Dipercaya Sebagai Ketua Baru, Suhartoyo Beralasan Selamatkan MK

Mustaqim, telisik indonesia
Kamis, 09 November 2023
0 dilihat
Dipercaya Sebagai Ketua Baru, Suhartoyo Beralasan Selamatkan MK
Suhartoyo (batik biru motif kuning) dan Saldi Isra usai terpilih sebagai Ketua dan Wakil Ketua MK dalam Rapat Permusyawaratan Hakim di Gedung MK, Jakarta, Kamis (9/11/2023).
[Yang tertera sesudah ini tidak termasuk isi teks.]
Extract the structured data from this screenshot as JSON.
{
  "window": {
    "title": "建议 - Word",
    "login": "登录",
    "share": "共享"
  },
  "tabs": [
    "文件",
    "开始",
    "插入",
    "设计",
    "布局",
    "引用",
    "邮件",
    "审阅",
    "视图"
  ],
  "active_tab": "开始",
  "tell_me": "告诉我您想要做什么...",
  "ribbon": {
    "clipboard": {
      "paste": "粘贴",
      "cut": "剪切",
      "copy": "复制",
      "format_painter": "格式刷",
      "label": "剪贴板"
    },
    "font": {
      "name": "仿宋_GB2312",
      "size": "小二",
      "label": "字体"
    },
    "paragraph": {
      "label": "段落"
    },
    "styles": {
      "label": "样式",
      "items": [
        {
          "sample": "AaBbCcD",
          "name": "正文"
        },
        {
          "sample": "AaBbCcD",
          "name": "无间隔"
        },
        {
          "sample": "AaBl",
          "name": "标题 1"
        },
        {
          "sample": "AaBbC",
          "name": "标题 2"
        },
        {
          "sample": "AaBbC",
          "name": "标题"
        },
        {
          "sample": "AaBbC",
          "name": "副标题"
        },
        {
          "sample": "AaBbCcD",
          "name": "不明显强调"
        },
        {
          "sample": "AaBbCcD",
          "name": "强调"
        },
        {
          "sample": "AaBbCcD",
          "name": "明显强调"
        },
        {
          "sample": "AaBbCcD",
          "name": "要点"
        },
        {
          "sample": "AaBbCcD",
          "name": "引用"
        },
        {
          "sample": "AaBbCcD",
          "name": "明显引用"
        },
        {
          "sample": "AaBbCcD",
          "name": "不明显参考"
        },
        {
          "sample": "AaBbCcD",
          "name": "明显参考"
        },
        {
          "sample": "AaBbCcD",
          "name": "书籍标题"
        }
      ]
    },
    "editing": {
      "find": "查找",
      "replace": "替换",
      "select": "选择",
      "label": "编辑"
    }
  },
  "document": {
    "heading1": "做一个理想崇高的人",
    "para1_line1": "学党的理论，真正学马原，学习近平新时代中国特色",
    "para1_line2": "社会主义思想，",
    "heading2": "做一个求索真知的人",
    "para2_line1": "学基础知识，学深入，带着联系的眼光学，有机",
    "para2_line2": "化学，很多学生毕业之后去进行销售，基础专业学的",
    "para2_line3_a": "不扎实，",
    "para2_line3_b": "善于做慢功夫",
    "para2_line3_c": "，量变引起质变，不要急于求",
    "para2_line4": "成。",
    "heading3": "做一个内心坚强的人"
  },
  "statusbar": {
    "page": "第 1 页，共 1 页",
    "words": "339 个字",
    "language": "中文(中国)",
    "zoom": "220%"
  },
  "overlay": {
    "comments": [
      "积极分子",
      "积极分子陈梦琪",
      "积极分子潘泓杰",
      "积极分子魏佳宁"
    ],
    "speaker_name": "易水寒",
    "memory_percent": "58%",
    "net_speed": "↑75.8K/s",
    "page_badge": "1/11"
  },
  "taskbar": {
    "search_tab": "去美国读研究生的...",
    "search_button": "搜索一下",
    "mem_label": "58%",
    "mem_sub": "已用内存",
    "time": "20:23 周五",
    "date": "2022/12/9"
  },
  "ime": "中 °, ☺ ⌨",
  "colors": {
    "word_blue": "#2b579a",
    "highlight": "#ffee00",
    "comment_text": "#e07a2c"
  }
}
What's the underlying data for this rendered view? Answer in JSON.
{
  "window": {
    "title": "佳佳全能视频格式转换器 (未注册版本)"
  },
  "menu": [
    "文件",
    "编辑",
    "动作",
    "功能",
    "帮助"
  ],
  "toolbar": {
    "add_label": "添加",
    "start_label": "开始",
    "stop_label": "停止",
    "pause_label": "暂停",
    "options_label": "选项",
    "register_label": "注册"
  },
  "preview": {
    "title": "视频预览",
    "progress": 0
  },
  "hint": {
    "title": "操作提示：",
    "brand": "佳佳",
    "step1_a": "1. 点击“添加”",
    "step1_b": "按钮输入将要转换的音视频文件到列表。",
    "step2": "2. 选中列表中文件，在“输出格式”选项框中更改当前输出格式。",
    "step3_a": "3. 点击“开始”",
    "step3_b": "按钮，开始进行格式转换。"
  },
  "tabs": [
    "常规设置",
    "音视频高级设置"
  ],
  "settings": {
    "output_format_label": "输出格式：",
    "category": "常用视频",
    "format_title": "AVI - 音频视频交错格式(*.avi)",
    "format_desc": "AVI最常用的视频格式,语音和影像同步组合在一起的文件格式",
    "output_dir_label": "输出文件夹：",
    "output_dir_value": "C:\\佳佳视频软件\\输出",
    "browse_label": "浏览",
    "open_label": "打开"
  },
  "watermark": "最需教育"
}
Foto: Mustaqim/Telisik

" Rapat Permusyawaratan Hakim (RPH) di Mahkamah Konstitusi (MK), Jakarta, Kamis (9/11/2023), menyepakati Suhartoyo sebagai Ketua MK yang baru menggantikan Anwar Usman yang diberhentikan oleh Majelis Kehormatan MK (MKMK) pada Selasa (7/11/2023) lalu "

JAKARTA, TELISIK.ID - Rapat Permusyawaratan Hakim (RPH) di Mahkamah Konstitusi (MK), Jakarta, Kamis (9/11/2023), menyepakati Suhartoyo sebagai Ketua MK yang baru menggantikan Anwar Usman yang diberhentikan oleh Majelis Kehormatan MK (MKMK) pada Selasa (7/11/2023) lalu.

Anwar diberhentikan karena terbukti melakukan pelanggaran berat kode etik dan Pedoman Perilaku Hakim. Dia dinilai terlibat benturan kepentingan dalam memutus perkara Nomor 90/PUU-XXI/2023 terkait syarat usia minimal calon presiden dan wakil presiden.

Putusan itu kemudian membuat Wali Kota Solo, Gibran Rakabuming Raka, yang merupakan keponakan Anwar, bisa berkontestasi di Pilpres 2024 meskipun belum memenuhi syarat usia minimal 40 tahun bagi calon wakil presiden.

Dalam RPH pemilihan Ketua MK, hakim Saldi Isra menjelaskan alasan Suhartoyo terpilih menggantikan Anwar Usman. Saldi mengungkapkan bahwa hanya dirinya dan Suhartoyo yang dicalonkan untuk menjadi Ketua MK.

Enam hakim konstitusi lain tidak bersedia, sementara Anwar tak diperbolehkan mencalonkan dan dicalonkan lagi sebagai Ketua MK berdasarkan putusan Sidang Etik MKMK.

Baca Juga: Dicopot dari Ketua MK, Anwar Usman Berkelit Difitnah hingga Ungkit Konflik Kepentingan Sejak Era Jimly Asshiddiqie

Saldi menyebut hakim Arief Hidayat tak bersedia menjadi ketua. Dua hakim lainnya, Manahan M.P dan Wahiduddin Adams, dalam waktu dekat segera pensiun. Sebagian hakim lagi tidak menjelaskan alasan tidak mau jadi ketua.

Tujuh hakim kemudian secara musyawarah mufakat menyetujui Suhartoyo sebagai Ketua MK. Salah satu alasannya karena latar belakang pengalaman. Sedangkan Saldi tetap jadi Wakil Ketua MK.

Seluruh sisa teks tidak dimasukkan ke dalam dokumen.